Y en esa línea iba mi email de respuesta: reafirmarle en su decisión, mostrar comprensión, animarle en el esfuerzo y, solamente al final, agradecerle su amistad sin excesiva efusividad. Nunca se me hubiera ocurrido incitarle a romper con todo y vivir la vida libremente y de acuerdo con su naturaleza. No en Irlanda. También le confirmaba que sí que me llevo un buen recuerdo del país, porque, esto no se lo decía, aún estoy en un punto en el que pesan más los pros que lo contras, pero si me quedase un poco más terminaría por ver sólo los defectos de esta sociedad de nuevos ricos y me iría echando pestes y odiando todo lo que la representa.

No sé lo que me voy a encontrar a mi regreso, pero por lo pronto, y esto va a ser un auténtico shock viniendo de donde vengo, vuelvo a uno de los pocos países del mundo donde, legalmente, soy un ciudadano libre e igual al resto, con todos los derechos que durante siglos se nos han escamoteado, incluido el del matrimonio. No es que entre en mis planes, en absoluto, ni creo que vaya a entrar nunca, porque últimamente he reflexionado mucho sobre mí y mi manera de relacionarme con los demás y he llegado incluso a entender actitudes que antes consideraba dignas de compasión. Por ejemplo, la negativa de ciertos sujetos a repetir cita con un amante, que antes me parecía un signo de amarga resignación a la soledad, se va instalando en mi conciencia como el único instrumento realmente efectivo para evitar el dolor propio y ajeno. Puede parecer una medida demasiado drástica, pero está claro que las advertencias y la sinceridad en las premisas no terminan de funcionar del todo. Y yo cada vez estoy más convencido de que la soledad es mi estado natural, que no sirvo para vivir en pareja. No me da miedo estar solo. Me gusta.
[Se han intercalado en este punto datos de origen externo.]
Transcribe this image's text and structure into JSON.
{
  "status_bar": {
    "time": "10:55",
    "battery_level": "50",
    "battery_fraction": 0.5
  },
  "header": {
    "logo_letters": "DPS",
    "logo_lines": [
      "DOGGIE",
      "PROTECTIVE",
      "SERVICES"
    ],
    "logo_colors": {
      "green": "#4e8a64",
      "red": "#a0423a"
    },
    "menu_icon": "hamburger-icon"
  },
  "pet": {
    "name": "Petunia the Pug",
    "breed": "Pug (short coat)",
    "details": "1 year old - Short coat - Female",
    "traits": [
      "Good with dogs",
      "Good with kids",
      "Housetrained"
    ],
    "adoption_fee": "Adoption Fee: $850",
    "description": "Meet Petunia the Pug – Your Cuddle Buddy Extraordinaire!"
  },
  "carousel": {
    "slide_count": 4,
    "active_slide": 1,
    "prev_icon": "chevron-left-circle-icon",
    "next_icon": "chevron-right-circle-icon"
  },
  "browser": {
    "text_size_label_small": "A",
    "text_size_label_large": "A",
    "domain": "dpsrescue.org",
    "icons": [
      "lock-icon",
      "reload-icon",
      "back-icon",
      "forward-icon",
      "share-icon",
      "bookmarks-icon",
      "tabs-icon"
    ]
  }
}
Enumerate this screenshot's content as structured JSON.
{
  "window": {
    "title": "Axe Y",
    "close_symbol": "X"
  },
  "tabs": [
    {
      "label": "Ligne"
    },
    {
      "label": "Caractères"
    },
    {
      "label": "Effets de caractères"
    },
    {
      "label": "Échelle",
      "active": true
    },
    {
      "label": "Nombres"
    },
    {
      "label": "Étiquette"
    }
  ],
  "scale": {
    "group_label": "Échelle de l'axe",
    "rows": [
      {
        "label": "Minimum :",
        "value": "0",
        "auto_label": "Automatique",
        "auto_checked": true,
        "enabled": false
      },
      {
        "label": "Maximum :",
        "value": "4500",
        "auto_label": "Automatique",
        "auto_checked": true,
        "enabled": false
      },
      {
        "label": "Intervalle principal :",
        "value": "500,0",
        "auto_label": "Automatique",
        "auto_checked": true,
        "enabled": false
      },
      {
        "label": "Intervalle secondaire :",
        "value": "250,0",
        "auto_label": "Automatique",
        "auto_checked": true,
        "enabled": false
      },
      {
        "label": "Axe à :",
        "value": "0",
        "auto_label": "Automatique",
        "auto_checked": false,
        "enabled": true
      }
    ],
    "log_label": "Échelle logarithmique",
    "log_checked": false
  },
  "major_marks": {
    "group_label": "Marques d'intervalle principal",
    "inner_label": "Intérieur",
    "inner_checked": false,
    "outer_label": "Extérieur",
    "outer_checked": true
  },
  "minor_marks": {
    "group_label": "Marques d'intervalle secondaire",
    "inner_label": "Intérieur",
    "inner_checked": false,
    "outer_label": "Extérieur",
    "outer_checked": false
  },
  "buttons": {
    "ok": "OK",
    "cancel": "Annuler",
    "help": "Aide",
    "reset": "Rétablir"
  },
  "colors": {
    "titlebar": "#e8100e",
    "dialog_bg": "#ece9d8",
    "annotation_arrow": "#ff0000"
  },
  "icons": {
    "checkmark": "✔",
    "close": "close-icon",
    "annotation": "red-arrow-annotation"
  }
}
Salgo a la calle para un último cigarro. Llueve y hace frío, un día típico de primavera. En un par de horas estaré en manga corta y aquí aún quedan tres meses de invierno. Guardo el iPod en el bolsillo de la mochila y, hurgando en el fondo, saco el único souvenir que me llevo. Lo he comprado en O'Connell Street mientras esperaba el autobús, entre camisetas de rugby y gorros con forma de pinta de Guinness. Es una diminuta caja de música con manivela, más bien un organillo, decorado con tréboles y duendecillos verdes. El más rudimentario precursor del iPod, pienso, y al girar la diminuta manivela, el rodillo dentado hace sonar las taciturnas notas de
Danny Boy,
el himno oficioso del país. El policía del control de seguridad me toma por un guiri y me indica por señas que lo pase por la máquina de rayos x. ¿Existen bombas tan pequeñas?, le pregunto en perfecto irlandés. Se ríe.